Никто не мог заставить ее отпустить птичью тушку, даже мой отец, присоединившийся к соседям. Меня охватил ужас: наш собственный дом все сильнее заволакивало дымом. Я чувствовал: что-то пошло не так. Выбралась ли Эльза из своего тайника? Неужели она бродит по улицам? Без единого слова я ринулся назад и убедился, что крыша и окна не пострадали, но, нутром ощущая отсутствие Эльзы, бросился вверх по лестнице со смутным предчувствием беды.
Ворвавшись в комнату, я, к своему изумлению, не обнаружил никаких перемен; в глаза бросился только один курьезный штрих, который мог бы ее выдать, окажись на моем месте кто-нибудь посторонний. Из-под задвинутого щита виднелись нити длинных черных волосков, которые невозможно было не заметить. Со смешанным чувством я присел и намотал завиток на палец; когда до меня дошло, что она цела и невредима, досада нахлынула с новой силой, и я резко выдернул тонкую прядь. А успокаивать ее предоставил Натану.
Я дал себе клятву никогда больше с ней не заговаривать, ни под каким видом, но сквозь ненависть уже скучал, и по злой иронии судьбы единственной живой душой, способной меня утешить, оказалась та, которая причиняла мне страдания.
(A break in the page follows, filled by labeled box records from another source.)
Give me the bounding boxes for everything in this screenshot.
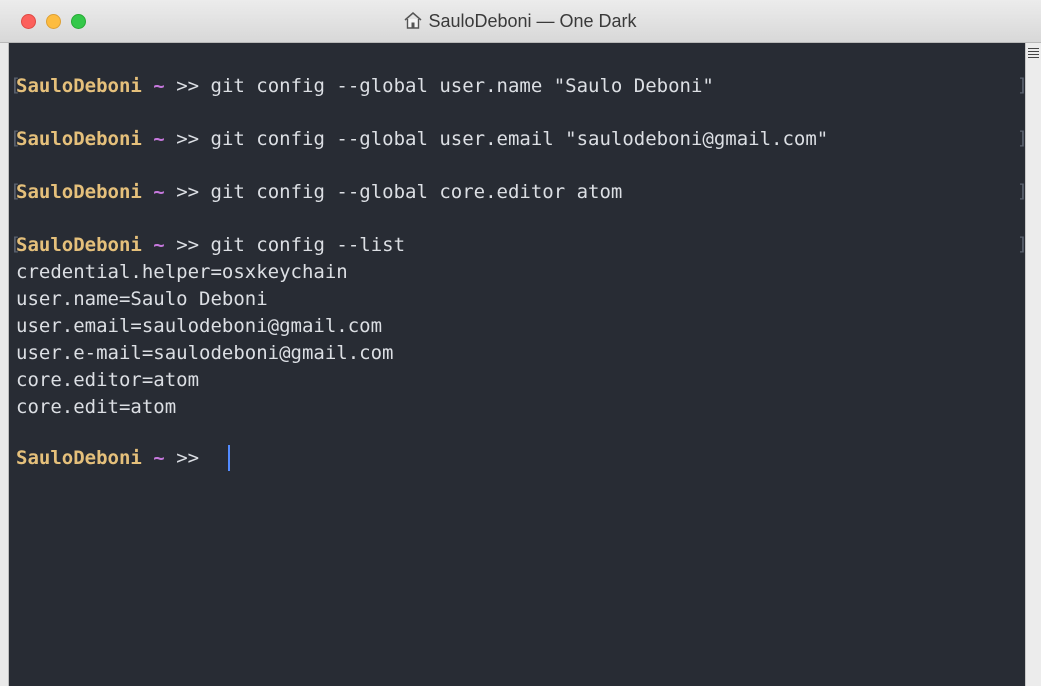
command-text: git config --global user.email "saulodeb…: [210, 128, 829, 150]
command-line: SauloDeboni ~ >> git config --global use…: [16, 126, 828, 152]
mark-bracket-right: ]: [1017, 75, 1028, 96]
window-title: SauloDeboni — One Dark: [0, 11, 1041, 34]
mark-bracket-right: ]: [1017, 128, 1028, 149]
output-line: user.name=Saulo Deboni: [16, 288, 268, 310]
text-cursor: [228, 445, 230, 471]
prompt-dir: ~: [153, 128, 165, 150]
prompt-dir: ~: [153, 447, 165, 469]
prompt-user: SauloDeboni: [16, 447, 142, 469]
output-line: user.email=saulodeboni@gmail.com: [16, 315, 383, 337]
prompt-dir: ~: [153, 75, 165, 97]
mark-bracket-right: ]: [1017, 181, 1028, 202]
prompt-symbol: >>: [176, 234, 200, 256]
prompt-dir: ~: [153, 181, 165, 203]
prompt-symbol: >>: [176, 75, 200, 97]
terminal-window: SauloDeboni — One Dark [ ] SauloDeboni ~…: [0, 0, 1041, 686]
left-edge: [0, 43, 9, 686]
command-text: git config --list: [210, 234, 406, 256]
mark-bracket-right: ]: [1017, 234, 1028, 255]
prompt-dir: ~: [153, 234, 165, 256]
home-icon: [404, 12, 422, 34]
title-bar[interactable]: SauloDeboni — One Dark: [0, 0, 1041, 43]
command-text: git config --global user.name "Saulo Deb…: [210, 75, 714, 97]
scroll-lines-icon[interactable]: [1028, 48, 1039, 59]
command-line: SauloDeboni ~ >> git config --global use…: [16, 73, 714, 99]
prompt-user: SauloDeboni: [16, 234, 142, 256]
prompt-symbol: >>: [176, 128, 200, 150]
prompt-user: SauloDeboni: [16, 181, 142, 203]
window-title-text: SauloDeboni — One Dark: [428, 11, 637, 31]
command-text: git config --global core.editor atom: [210, 181, 623, 203]
active-prompt-line: SauloDeboni ~ >>: [16, 445, 199, 471]
prompt-user: SauloDeboni: [16, 128, 142, 150]
prompt-symbol: >>: [176, 447, 200, 469]
output-line: credential.helper=osxkeychain: [16, 261, 348, 283]
prompt-user: SauloDeboni: [16, 75, 142, 97]
prompt-symbol: >>: [176, 181, 200, 203]
output-line: core.edit=atom: [16, 396, 177, 418]
output-line: user.e-mail=saulodeboni@gmail.com: [16, 342, 394, 364]
terminal-content[interactable]: [ ] SauloDeboni ~ >> git config --global…: [9, 43, 1028, 686]
command-line: SauloDeboni ~ >> git config --list: [16, 232, 405, 258]
output-line: core.editor=atom: [16, 369, 200, 391]
command-line: SauloDeboni ~ >> git config --global cor…: [16, 179, 622, 205]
Нет, сказал я себе, нужно ее наказать, чтобы неповадно было так со мной обращаться. Я, вне сомнения, поддался первому ребяческому порыву, а не жажде изощренного возмездия. У меня был приготовлен для нее термос с чаем; плохо соображая, что делаю, я отвинтил крышку и сыпанул туда соли.
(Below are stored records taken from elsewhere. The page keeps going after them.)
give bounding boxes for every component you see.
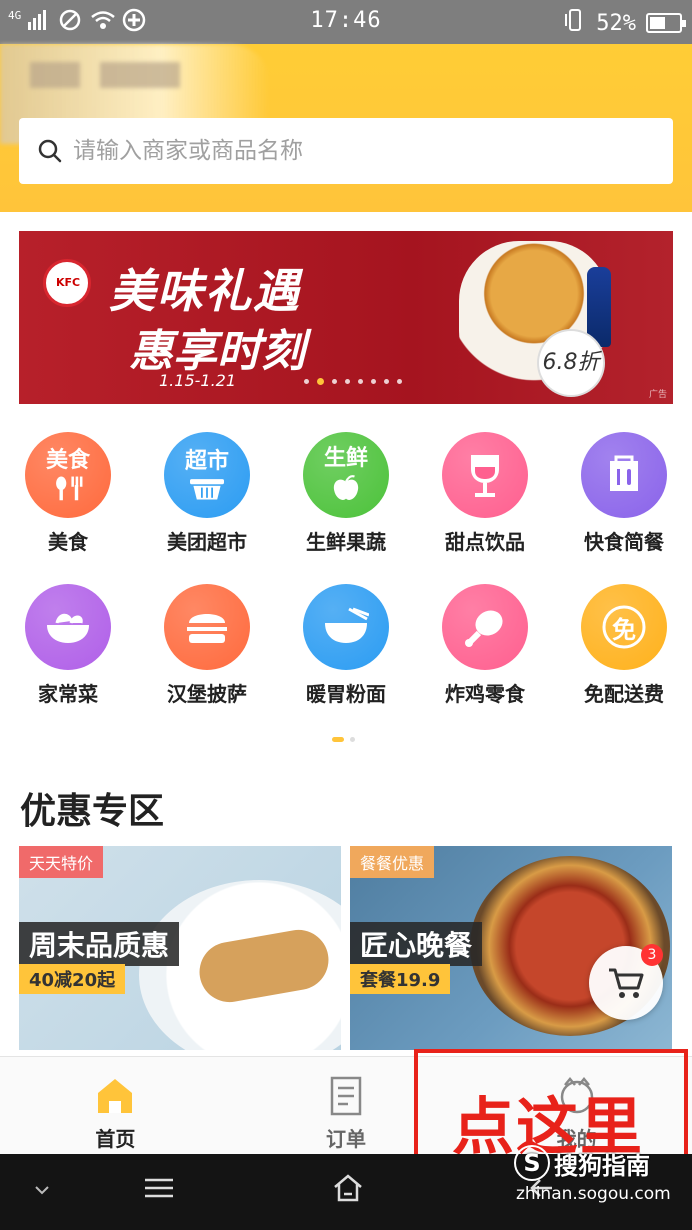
banner-dot <box>397 379 402 384</box>
category-label: 炸鸡零食 <box>445 682 525 706</box>
promo-tag: 天天特价 <box>19 846 104 878</box>
banner-headline: 美味礼遇 <box>109 264 301 318</box>
banner-subline: 惠享时刻 <box>129 326 305 377</box>
menu-icon[interactable] <box>144 1176 174 1204</box>
battery-fill <box>650 17 665 29</box>
status-bar: 4G 17:46 52% <box>0 0 692 44</box>
category-row: 美食 美食 超市 美团超市 生鲜 生鲜果蔬 甜点饮品 快食简餐 <box>0 432 692 584</box>
battery-percent: 52% <box>596 10 636 36</box>
search-bar[interactable] <box>19 118 673 184</box>
basket-icon: 超市 <box>164 432 250 518</box>
banner-dot <box>332 379 337 384</box>
category-icon-text: 免 <box>612 615 636 644</box>
home-nav-icon[interactable] <box>332 1172 364 1208</box>
category-label: 快食简餐 <box>584 530 664 554</box>
search-input[interactable] <box>73 138 633 164</box>
promo-card-weekend[interactable]: 天天特价 周末品质惠 40减20起 <box>19 846 341 1050</box>
kfc-logo <box>43 259 91 307</box>
category-label: 汉堡披萨 <box>167 682 247 706</box>
category-item[interactable]: 暖胃粉面 <box>284 584 408 736</box>
takeout-box-icon <box>581 432 667 518</box>
banner-dates: 1.15-1.21 <box>159 371 237 390</box>
category-icon-text: 美食 <box>45 448 90 473</box>
category-grid: 美食 美食 超市 美团超市 生鲜 生鲜果蔬 甜点饮品 快食简餐 家常菜 汉堡披萨 暖胃粉面 炸鸡零食免… <box>0 432 692 736</box>
category-item[interactable]: 家常菜 <box>6 584 130 736</box>
category-row: 家常菜 汉堡披萨 暖胃粉面 炸鸡零食 免免配送费 <box>0 584 692 736</box>
page-dot-active <box>332 737 344 742</box>
promo-deal: 套餐19.9 <box>350 964 451 994</box>
category-icon-text: 生鲜 <box>323 446 368 471</box>
watermark-url: zhinan.sogou.com <box>516 1184 671 1204</box>
page-dot <box>350 737 355 742</box>
banner-dot <box>358 379 363 384</box>
discount-badge: 6.8折 <box>539 331 603 395</box>
category-label: 家常菜 <box>38 682 98 706</box>
category-item[interactable]: 美食 美食 <box>6 432 130 584</box>
promo-section-title: 优惠专区 <box>20 791 165 832</box>
search-icon <box>38 139 62 163</box>
sogou-logo: S <box>514 1145 550 1181</box>
banner-dot <box>371 379 376 384</box>
salad-bowl-icon <box>25 584 111 670</box>
ad-tag: 广告 <box>648 390 667 400</box>
home-icon <box>98 1079 133 1113</box>
header <box>0 44 692 212</box>
fork-spoon-icon: 美食 <box>25 432 111 518</box>
cart-icon <box>609 968 644 998</box>
category-label: 美团超市 <box>167 530 247 554</box>
category-item[interactable]: 甜点饮品 <box>423 432 547 584</box>
banner-dot <box>345 379 350 384</box>
sogou-watermark: S 搜狗指南 <box>514 1145 650 1181</box>
drumstick-icon <box>442 584 528 670</box>
category-pagination <box>332 737 355 742</box>
cart-button[interactable]: 3 <box>589 944 663 1020</box>
banner-dot <box>304 379 309 384</box>
cart-badge: 3 <box>641 944 663 966</box>
category-icon-text: 超市 <box>184 449 229 474</box>
category-item[interactable]: 汉堡披萨 <box>145 584 269 736</box>
free-delivery-icon: 免 <box>581 584 667 670</box>
tab-label: 订单 <box>326 1127 366 1151</box>
category-label: 甜点饮品 <box>445 530 525 554</box>
promo-name: 周末品质惠 <box>19 922 180 966</box>
category-item[interactable]: 免免配送费 <box>562 584 686 736</box>
category-label: 免配送费 <box>584 682 664 706</box>
promo-banner[interactable]: 美味礼遇 惠享时刻 1.15-1.21 6.8折 广告 <box>19 231 673 404</box>
battery-icon <box>646 13 686 33</box>
category-label: 美食 <box>48 530 88 554</box>
category-item[interactable]: 快食简餐 <box>562 432 686 584</box>
noodle-bowl-icon <box>303 584 389 670</box>
category-item[interactable]: 生鲜 生鲜果蔬 <box>284 432 408 584</box>
soda-bottle-image <box>587 267 611 347</box>
burger-icon <box>164 584 250 670</box>
watermark-text: 搜狗指南 <box>554 1151 650 1180</box>
orders-icon <box>330 1076 362 1116</box>
apple-icon: 生鲜 <box>303 432 389 518</box>
category-label: 暖胃粉面 <box>306 682 386 706</box>
vibrate-icon <box>564 8 586 38</box>
banner-pagination <box>304 378 402 385</box>
tab-home[interactable]: 首页 <box>0 1057 231 1154</box>
banner-dot-active <box>317 378 324 385</box>
promo-deal: 40减20起 <box>19 964 126 994</box>
promo-name: 匠心晚餐 <box>350 922 483 966</box>
chevron-down-icon[interactable] <box>32 1182 52 1201</box>
category-label: 生鲜果蔬 <box>306 530 386 554</box>
category-item[interactable]: 炸鸡零食 <box>423 584 547 736</box>
category-item[interactable]: 超市 美团超市 <box>145 432 269 584</box>
promo-tag: 餐餐优惠 <box>350 846 435 878</box>
wine-glass-icon <box>442 432 528 518</box>
tab-label: 首页 <box>95 1127 136 1151</box>
banner-dot <box>384 379 389 384</box>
Но этого мне показалось мало: предложив свою помощь в уборке кухни, я постарался, чтобы на остатки съестного, предназначенные, ясное дело, для пленницы, попала мыльная пена. Впрочем, эта проделка ударила по всем: остатки пошли на общий стол, и мне пришлось сжевать свою порцию не моргнув глазом. Пиммихен, к моему облегчению, ничего не заметила, в отличие от матери, которая скорчила гримасу и покосилась на мою руку. А потом сказала, что в таком малом количестве воды посуду мыть нелегко, но все же надо тщательнее ополаскивать тарелки.